Identity and Access Management (IAM) lets you grant granular access to specific Firebase and Google resources and prevents unwanted access to other resources. IAM lets you adopt the security principle of least privilege, so you grant only the necessary access to your resources.
For a detailed description of IAM, read the Google Cloud IAM documentation.
Overview of Firebase IAM
Firebase offers additional IAM options that are specific for Firebase projects and your project members.
When an authenticated project member requests an action in Firebase, IAM makes an authorization decision about whether the project member has permission to perform the requested operation on the resource. Whether the project member is allowed to perform the request depends on the project member's assigned role. Each role is a collection of permissions, and when you assign a role to a project member, you are granting that project member all the permissions for that role.
Using Firebase IAM, you assign roles (and their inherent permissions) to your project members. Project members can be of the following types:
- Google account
- Service account
- Google group
Permissions are granted to your project members via roles. A role is a collection of permissions. When you assign a role to a project member, you grant that project member all the permissions that the role contains.
Firebase IAM supports the following types of roles:
Basic roles: Fundamental Owner, Editor, and Viewer roles (formerly called "primitive" roles).
Predefined roles: Curated Firebase-specific roles that enable more granular access control than the basic roles. Firebase offers:
Firebase-level roles: Roles which grant full read/write or read-only access to all the Firebase products.
Product-category roles: Roles which grant full read/write or read-only access to groups of products. They are structured around Google Analytics and general product categories.
Product-level roles: Roles which grant full read/write or read-only access to specific Firebase products.
Custom roles: Fully customized roles that you create to tailor a set of permissions that meet the specific requirements of your organization.
Role change latency
If you change a project member's role assignment, it might take up to 5 minutes for the change to take effect.
Manage project members and their roles
View project members and their rolesYou can view many of your project members and their roles in the Users and permissions tab of > Project settings in the Firebase console. Note the following:
- The Firebase console only lists project members assigned a basic role (Owner, Editor, Viewer) or a Firebase predefined role.

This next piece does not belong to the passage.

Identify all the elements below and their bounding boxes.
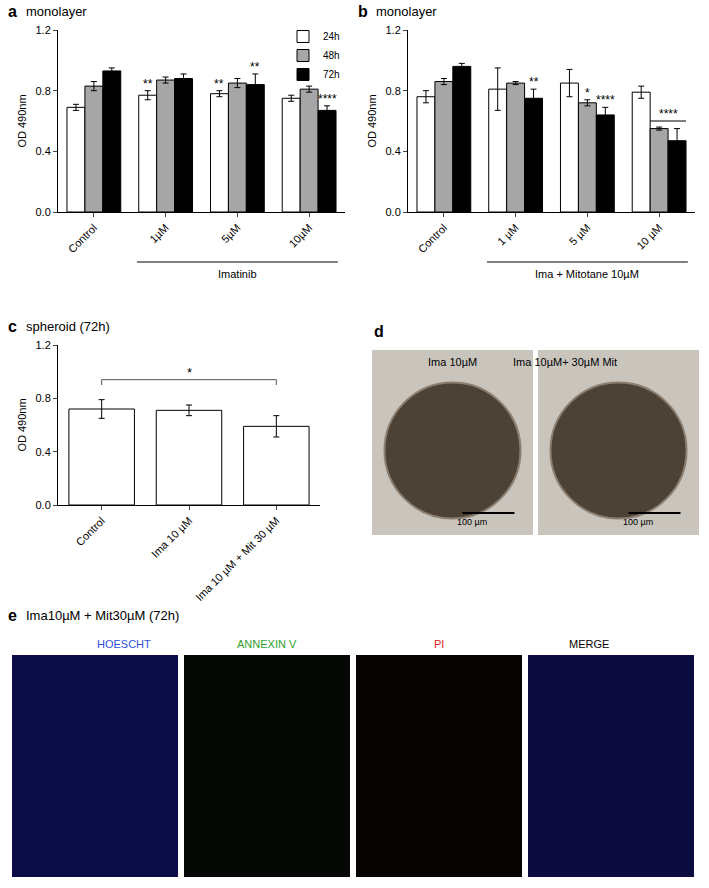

The project members listed in this tab are the only project members who have access to the Firebase project in the Firebase console.
- The Firebase console does not list project members that are service accounts. View these project members in the IAM page of the Google Cloud console.
Assign a role to a project member
To manage the role(s) assigned to each project member, you must be an Owner of the Firebase
project (or be assigned a role with the permission
Here are the places where you can assign and manage roles:
- The Firebase console offers a simplified way to assign roles to project members in the Users and permissions tab of > Project settings. In the Firebase console, you can assign any of the basic roles (Owner, Editor, Viewer), the Firebase Admin/Viewer roles, or any of the Firebase predefined product-category roles.
- The Google Cloud console offers an expansive set of tools to assign roles to project members
IAM page. In the Cloud console, you can also create
custom roles, as well as give service accounts
access to your project.
Note that in the Google Cloud console, project members are called principals.
If the Owner of your project can no longer perform the tasks of an Owner (for example, the person left your company) and your project isn't managed via a Google Cloud organization (see next paragraph), you can contact Firebase Support to have a temporary Owner assigned.
Note that if a Firebase project is part of a Google Cloud organization, it may not have an Owner. If you're unable to find an Owner for your Firebase project, contact the person who manages your Google Cloud organization to assign an Owner for the project.